On Thursday, when Ford announced it would offer buyouts to its 75,000 hourly workers, that trickle turned into a flood.

Many Ford employees wanted advice on whether to accept the offer; others wondered if they’d be able to negotiate a better buyout package. One said he was offered $1,000 for each year of service and asked if he was getting a good deal.

Career Protection’s response: “No way,” said Kirk Nemer, founder, president and chief executive officer of the company. “It was a ridiculously lowball offer.”

Career Protection has been growing rapidly in an economy where mass layoffs and business shake-ups like the one at Ford are all too common.

The firm works mainly with people leaving companies through buyouts, layoffs or retirements, helping them obtain better severance packages. But it also assists those on the other end of the spectrum, guiding new hires through the process of negotiating higher pay and benefits.

“What most people don’t realize is that they have employment rights,” Nemer said during a recent interview. “Severance and employment agreements are not take-it-or-leave-it situations.”

Nemer should know.

He has two decades of experience in employment law and worked in executive-level human resources positions at Fortune 500 companies, conducting more than a dozen layoffs in his career. Other executives at Career Protection worked in those fields as well.

“What we realized, having been on the inside, is that companies have a human resources department and corporate counsel on their side,” Nemer said. “Employees need them too.”

Career Protection’s services include developing pay and benefit plans based on the client’s situation, reviewing severance agreements to ensure they comply with federal and state laws, negotiating directly with the employer if needed and providing 24-hour support.

Nemer said most people don’t realize they can negotiate for extended pay, health benefits and other terms of their departure. Employees also are quick to sign severance agreements, focusing primarily on the pay and overlooking key areas.

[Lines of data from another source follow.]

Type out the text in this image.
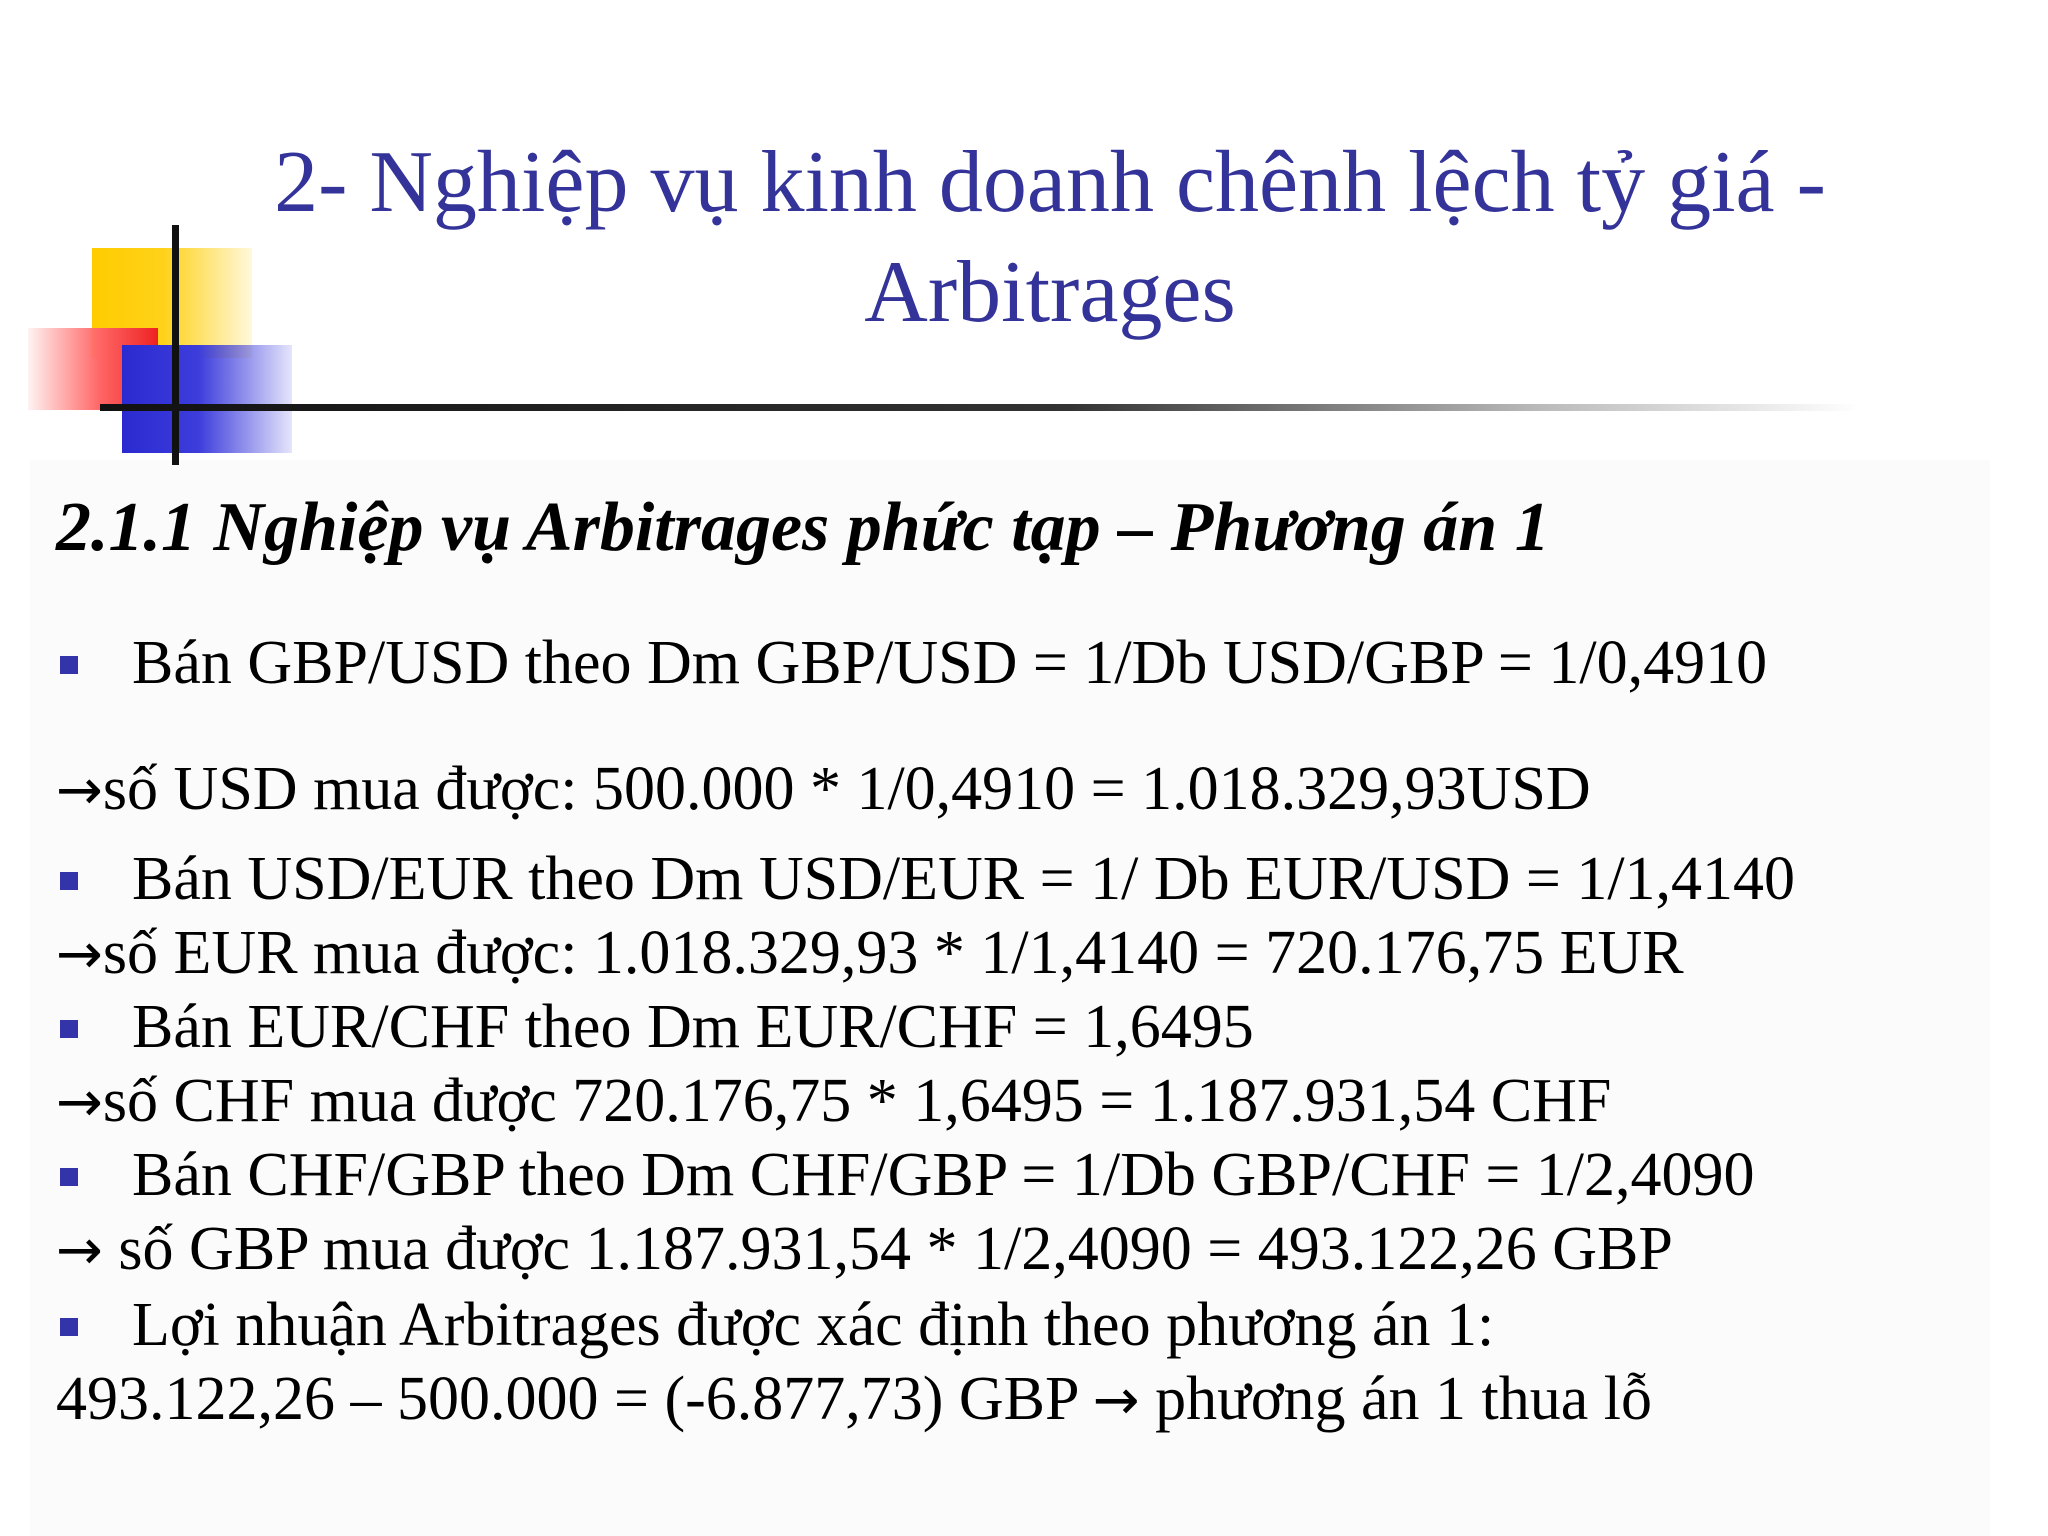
2- Nghiệp vụ kinh doanh chênh lệch tỷ giá -
Arbitrages
2.1.1 Nghiệp vụ Arbitrages phức tạp – Phương án 1
Bán GBP/USD theo Dm GBP/USD = 1/Db USD/GBP = 1/0,4910
→số USD mua được: 500.000 * 1/0,4910 = 1.018.329,93USD
Bán USD/EUR theo Dm USD/EUR = 1/ Db EUR/USD = 1/1,4140
→số EUR mua được: 1.018.329,93 * 1/1,4140 = 720.176,75 EUR
Bán EUR/CHF theo Dm EUR/CHF = 1,6495
→số CHF mua được 720.176,75 * 1,6495 = 1.187.931,54 CHF
Bán CHF/GBP theo Dm CHF/GBP = 1/Db GBP/CHF = 1/2,4090
→ số GBP mua được 1.187.931,54 * 1/2,4090 = 493.122,26 GBP
Lợi nhuận Arbitrages được xác định theo phương án 1:
493.122,26 – 500.000 = (-6.877,73) GBP → phương án 1 thua lỗ
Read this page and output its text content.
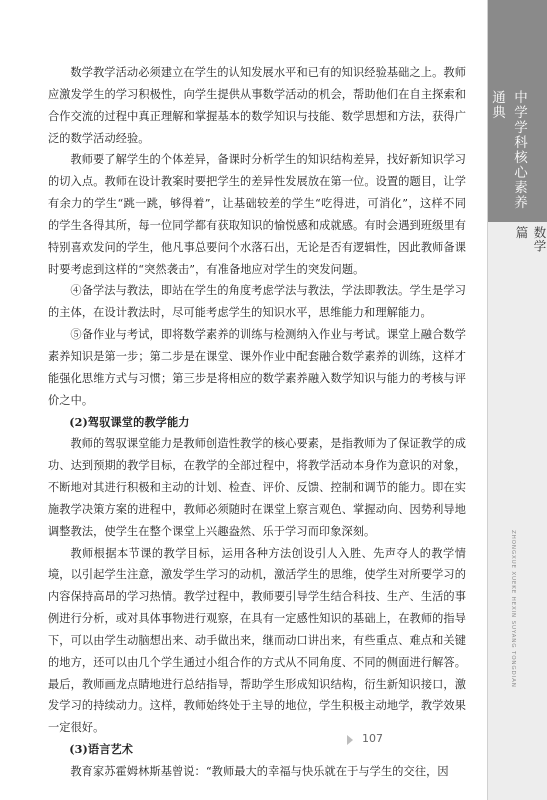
数学教学活动必须建立在学生的认知发展水平和已有的知识经验基础之上。教师应激发学生的学习积极性，向学生提供从事数学活动的机会，帮助他们在自主探索和合作交流的过程中真正理解和掌握基本的数学知识与技能、数学思想和方法，获得广泛的数学活动经验。

教师要了解学生的个体差异，备课时分析学生的知识结构差异，找好新知识学习的切入点。教师在设计教案时要把学生的差异性发展放在第一位。设置的题目，让学有余力的学生“跳一跳，够得着”，让基础较差的学生“吃得进，可消化”，这样不同的学生各得其所，每一位同学都有获取知识的愉悦感和成就感。有时会遇到班级里有特别喜欢发问的学生，他凡事总要问个水落石出，无论是否有逻辑性，因此教师备课时要考虑到这样的“突然袭击”，有准备地应对学生的突发问题。

④备学法与教法，即站在学生的角度考虑学法与教法，学法即教法。学生是学习的主体，在设计教法时，尽可能考虑学生的知识水平，思维能力和理解能力。

⑤备作业与考试，即将数学素养的训练与检测纳入作业与考试。课堂上融合数学素养知识是第一步；第二步是在课堂、课外作业中配套融合数学素养的训练，这样才能强化思维方式与习惯；第三步是将相应的数学素养融入数学知识与能力的考核与评价之中。

(2)驾驭课堂的教学能力

教师的驾驭课堂能力是教师创造性教学的核心要素，是指教师为了保证教学的成功、达到预期的教学目标，在教学的全部过程中，将教学活动本身作为意识的对象，不断地对其进行积极和主动的计划、检查、评价、反馈、控制和调节的能力。即在实施教学决策方案的进程中，教师必须随时在课堂上察言观色、掌握动向、因势利导地调整教法，使学生在整个课堂上兴趣盎然、乐于学习而印象深刻。

教师根据本节课的教学目标，运用各种方法创设引人入胜、先声夺人的教学情境，以引起学生注意，激发学生学习的动机，激活学生的思维，使学生对所要学习的内容保持高昂的学习热情。教学过程中，教师要引导学生结合科技、生产、生活的事例进行分析，或对具体事物进行观察，在具有一定感性知识的基础上，在教师的指导下，可以由学生动脑想出来、动手做出来，继而动口讲出来，有些重点、难点和关键的地方，还可以由几个学生通过小组合作的方式从不同角度、不同的侧面进行解答。最后，教师画龙点睛地进行总结指导，帮助学生形成知识结构，衍生新知识接口，激发学习的持续动力。这样，教师始终处于主导的地位，学生积极主动地学，教学效果一定很好。

(3)语言艺术

教育家苏霍姆林斯基曾说：“教师最大的幸福与快乐就在于与学生的交往，因

中学学科核心素养通典
数学篇
ZHONGXUE XUEKE HEXIN SUYANG TONGDIAN
107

On the hiring side, workers don’t know that they can and should negotiate. Or they simply feel lucky just to have landed the job and don’t think it’s their place to ask for more.

Career Protection has a 20-year database of employment and severance agreements from companies worldwide, so employees “know what they’re worth and what they should ask for,” Nemer said.

The company boasts an 85 percent success rate of doubling or even tripling severance and employment packages.

It worked for Mary Simpson, who used Career Protection last year to help negotiate a severance package when she decided to leave her executive job at a global software company based in Florida.

“They strategized with me, told (me) what is reasonable to ask for at my level and under my circumstances,” said Simpson, who first had tried a law firm but was unhappy with its recommendations. “That way we could go forth in confidence and request what I wanted from the company.”

The company has worked with employees at companies ranging from Domino’s Pizza and Starbucks to United Airlines and Berkshire Hathaway. Clients include lower-level workers up to senior executives at corporations, and most are between the ages of 40 and 59. About 38 percent come from the finance and professional services industry, and many hail from California, Texas, New York, New Jersey and Illinois, and worldwide.

Coupling the human resources and legal sides together in one company is part of what makes Career Protection different.

“There are companies that focus on each one of those, but I personally haven’t heard of the two combined,” said Sue Murphy, manager of the National Human Resources Association, an industry trade group.

“The fact is that we know how the game is played,” Nemer said. “That’s one of the reasons we’re growing so fast.”

Some advice and insight from Kirk Nemer, president and CEO of Career Protection:

  • When you get an employment offer, take it home and review it, even if you’re pleased with it. Give it 24 hours. The same goes for severance packages. Don’t give an immediate answer.
  • When negotiating any type of compensation package, the first person who states a dollar amount loses. Let the employer make the offer first.
  • Whether it’s an employment offer, severance agreement or a buyout offer, it’s never a take-it-or- leave-it situation. Everything is negotiable.